La nuit a été difficile : réveillé naturellement à
1H30, j’ai du mal à retrouver un sommeil profond. Pendant que nous savourons un
petit déjeuner russe copieux fait de cacha, blinis et omelette, un rideau de
pluie se dessine derrière les grandes fenêtres. Nous sommes au milieu de la
forêt, la végétation est luxuriante, tout est vert. Nous ne voyons plus le
dessus des montagnes.
Hier, le long de l’immense plage de sable noir, nous avons
pu voir de petites fleurs sauvages très colorées. Soyons positifs. Aujourd’hui, nous prévoyons une sortie
en bateau. L’eau est calme, un véritable lac, dans cette baie très fermées comme il en existe peu dans le monde. Le ciel est couvert, il pleut encore. Les
seules couleurs seront celles des gilets de sauvetage. Nous apprenons que nous
ne mangerons pas sur le bateau. Alors nous allons au restau de crabe, la spécialité
locale. Nous achetons, pour dix personnes, un crabe de 5 kg, que nous choisissons dans un
vivier. Il s’agit du fameux crabe du Kamtchatka, bien entendu. Sa saveur est
exceptionnelle. Avec un simple court-bouillon, c'est délicieux. Une
heure de cuisson tout de même.
Nous finissons par embarquer et longeons la côte sauvage où
de nombreux oiseaux nichent sur les falaises. Ciel gris, océan gris, peu de
vagues mais des ombres noires sautent hors de l’eau sans que je puisse
déterminer la taille et la nature de la chose : ce sont des saumons. Nous
arrivons aux rochers des trois frères, trois monolithes près de la côte, trois
immenses pitons rocheux rappelant la baie d’Ha Long au Vietnam. Le bateau jette
l’ancre. Nous pouvons aller sur l’avant du yacht avec un gilet : pointe
blanche en forme de triangle, glissante, avec une balustrade très basse. Nous
pourrions facilement passer par-dessus bord. Une partie du groupe se prête au
jeu de la pêche au lancer. Les deux ados sont les plus chanceuses, elles sortent
chacune une espèce de rascasse noire aux nageoires latérales en forme
d’éventail.
Nous passons du pont à l’arrière, de l’arrière au salon.

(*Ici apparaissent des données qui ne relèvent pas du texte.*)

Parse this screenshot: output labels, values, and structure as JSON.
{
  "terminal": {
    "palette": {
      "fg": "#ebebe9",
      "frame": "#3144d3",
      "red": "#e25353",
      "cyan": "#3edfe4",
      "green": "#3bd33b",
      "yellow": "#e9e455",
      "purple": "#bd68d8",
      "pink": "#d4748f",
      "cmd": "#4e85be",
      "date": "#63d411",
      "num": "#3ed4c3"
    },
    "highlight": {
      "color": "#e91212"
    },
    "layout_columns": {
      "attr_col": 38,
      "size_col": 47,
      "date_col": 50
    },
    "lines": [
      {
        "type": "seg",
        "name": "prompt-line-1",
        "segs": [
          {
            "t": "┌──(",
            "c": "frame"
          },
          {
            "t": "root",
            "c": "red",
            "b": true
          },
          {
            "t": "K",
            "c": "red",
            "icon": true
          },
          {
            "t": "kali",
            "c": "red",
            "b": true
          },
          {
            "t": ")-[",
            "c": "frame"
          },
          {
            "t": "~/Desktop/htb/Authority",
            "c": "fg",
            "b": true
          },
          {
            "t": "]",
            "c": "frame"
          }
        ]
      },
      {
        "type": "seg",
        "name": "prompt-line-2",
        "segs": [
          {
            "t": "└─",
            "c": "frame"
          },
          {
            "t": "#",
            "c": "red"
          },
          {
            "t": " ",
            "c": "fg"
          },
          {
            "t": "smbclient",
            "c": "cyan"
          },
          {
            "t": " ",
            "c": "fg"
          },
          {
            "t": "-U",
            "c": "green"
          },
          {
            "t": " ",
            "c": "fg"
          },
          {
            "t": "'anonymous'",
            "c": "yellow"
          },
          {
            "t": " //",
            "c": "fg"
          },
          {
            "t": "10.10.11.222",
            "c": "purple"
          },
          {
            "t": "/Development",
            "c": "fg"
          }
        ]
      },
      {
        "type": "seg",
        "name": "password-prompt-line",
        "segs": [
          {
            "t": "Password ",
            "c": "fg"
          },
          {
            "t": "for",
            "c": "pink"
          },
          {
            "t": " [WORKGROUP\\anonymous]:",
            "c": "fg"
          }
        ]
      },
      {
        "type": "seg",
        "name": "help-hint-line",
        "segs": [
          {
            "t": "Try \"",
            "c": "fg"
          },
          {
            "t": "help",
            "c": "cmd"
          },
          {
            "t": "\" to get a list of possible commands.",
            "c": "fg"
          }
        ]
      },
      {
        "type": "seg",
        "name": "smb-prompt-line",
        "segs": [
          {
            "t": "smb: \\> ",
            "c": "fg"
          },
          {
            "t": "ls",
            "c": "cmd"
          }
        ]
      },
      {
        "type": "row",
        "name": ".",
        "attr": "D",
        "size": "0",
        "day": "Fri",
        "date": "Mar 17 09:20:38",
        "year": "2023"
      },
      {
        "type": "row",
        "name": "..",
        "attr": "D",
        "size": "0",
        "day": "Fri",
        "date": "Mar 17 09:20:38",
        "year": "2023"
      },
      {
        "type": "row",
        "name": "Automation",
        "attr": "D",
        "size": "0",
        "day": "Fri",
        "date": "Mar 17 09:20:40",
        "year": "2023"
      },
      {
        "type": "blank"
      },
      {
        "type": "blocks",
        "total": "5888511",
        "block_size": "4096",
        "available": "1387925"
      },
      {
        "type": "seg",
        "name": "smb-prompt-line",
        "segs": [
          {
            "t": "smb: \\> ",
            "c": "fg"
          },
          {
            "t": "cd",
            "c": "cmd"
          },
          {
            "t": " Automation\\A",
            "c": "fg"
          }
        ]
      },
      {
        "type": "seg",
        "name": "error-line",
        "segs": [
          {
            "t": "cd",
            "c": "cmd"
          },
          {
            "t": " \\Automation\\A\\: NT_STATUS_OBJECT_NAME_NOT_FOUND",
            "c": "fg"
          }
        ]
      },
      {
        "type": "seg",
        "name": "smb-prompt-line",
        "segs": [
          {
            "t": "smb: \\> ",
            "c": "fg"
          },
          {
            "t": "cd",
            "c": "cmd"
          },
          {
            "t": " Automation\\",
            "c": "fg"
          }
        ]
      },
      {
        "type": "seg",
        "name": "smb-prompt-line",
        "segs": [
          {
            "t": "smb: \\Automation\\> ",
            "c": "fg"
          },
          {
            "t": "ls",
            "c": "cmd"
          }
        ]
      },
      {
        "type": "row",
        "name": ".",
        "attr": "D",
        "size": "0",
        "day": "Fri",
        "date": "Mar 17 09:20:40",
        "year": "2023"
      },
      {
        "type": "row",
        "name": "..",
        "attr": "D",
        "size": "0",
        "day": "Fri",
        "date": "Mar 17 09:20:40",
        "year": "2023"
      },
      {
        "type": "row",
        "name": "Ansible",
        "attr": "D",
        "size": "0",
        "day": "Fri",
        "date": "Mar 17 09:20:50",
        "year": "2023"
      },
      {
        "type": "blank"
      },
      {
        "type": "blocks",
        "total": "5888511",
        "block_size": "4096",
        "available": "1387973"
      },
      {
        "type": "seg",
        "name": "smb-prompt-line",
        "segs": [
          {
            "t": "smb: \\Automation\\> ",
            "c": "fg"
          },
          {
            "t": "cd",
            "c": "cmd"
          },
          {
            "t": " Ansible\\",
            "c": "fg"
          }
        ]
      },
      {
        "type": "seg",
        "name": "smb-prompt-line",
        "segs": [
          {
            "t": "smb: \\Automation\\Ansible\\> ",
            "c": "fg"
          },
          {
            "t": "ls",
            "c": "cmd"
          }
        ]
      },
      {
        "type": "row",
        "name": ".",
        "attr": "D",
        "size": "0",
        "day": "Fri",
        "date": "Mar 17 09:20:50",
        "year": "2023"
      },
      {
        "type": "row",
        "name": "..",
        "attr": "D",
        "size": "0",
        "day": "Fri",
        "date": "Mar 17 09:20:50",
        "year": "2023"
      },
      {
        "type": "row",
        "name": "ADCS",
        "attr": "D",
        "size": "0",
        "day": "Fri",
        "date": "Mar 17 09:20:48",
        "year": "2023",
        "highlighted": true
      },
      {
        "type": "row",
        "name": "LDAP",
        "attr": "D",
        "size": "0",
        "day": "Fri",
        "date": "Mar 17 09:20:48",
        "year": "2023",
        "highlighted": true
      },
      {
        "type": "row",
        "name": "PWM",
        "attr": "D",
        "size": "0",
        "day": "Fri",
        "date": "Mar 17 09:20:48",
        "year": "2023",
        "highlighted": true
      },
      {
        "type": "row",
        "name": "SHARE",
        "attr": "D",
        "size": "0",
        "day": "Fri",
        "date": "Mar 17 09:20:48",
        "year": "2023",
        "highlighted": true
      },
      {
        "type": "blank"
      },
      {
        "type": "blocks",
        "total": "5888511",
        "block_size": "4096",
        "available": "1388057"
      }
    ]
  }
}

Deux belles tables de victuailles et bientôt du poisson frit. Heureusement que nous ne devions pas manger.
C’est la fin de l’après-midi. Ensuite viennent les crabes. La technique pour
manger les pattes est simple et ludique : cassées aux articulations, la
plus fine extrémité permet de pousser vers le haut la chaire cuite, ferme et
savoureuse coincée dans les autres parties en forme de tube. Nous nous gavons
sans pouvoir terminer tout ce qui nous est proposé. Nous serons obligés de
décommander le repas du soir prévu à l’hôtel.
Le décalage horaire se fait toujours sentir. Enfoncés dans
le canapé en cuir du bateau, les yeux se ferment. Le crachin n’en finit pas de tomber.
Par temps clair, nous devrions voir, tout autour de nous, des volcans aux
sommets enneigés. Retour au port. Deux ou trois d’entre nous ont la chance
d’apercevoir un phoque depuis le poste de pilotage de l’étage, aéré mais
couvert et préservé de la pluie par des bâches plastiques transparentes. Demain sera un autre jour, un autre temps.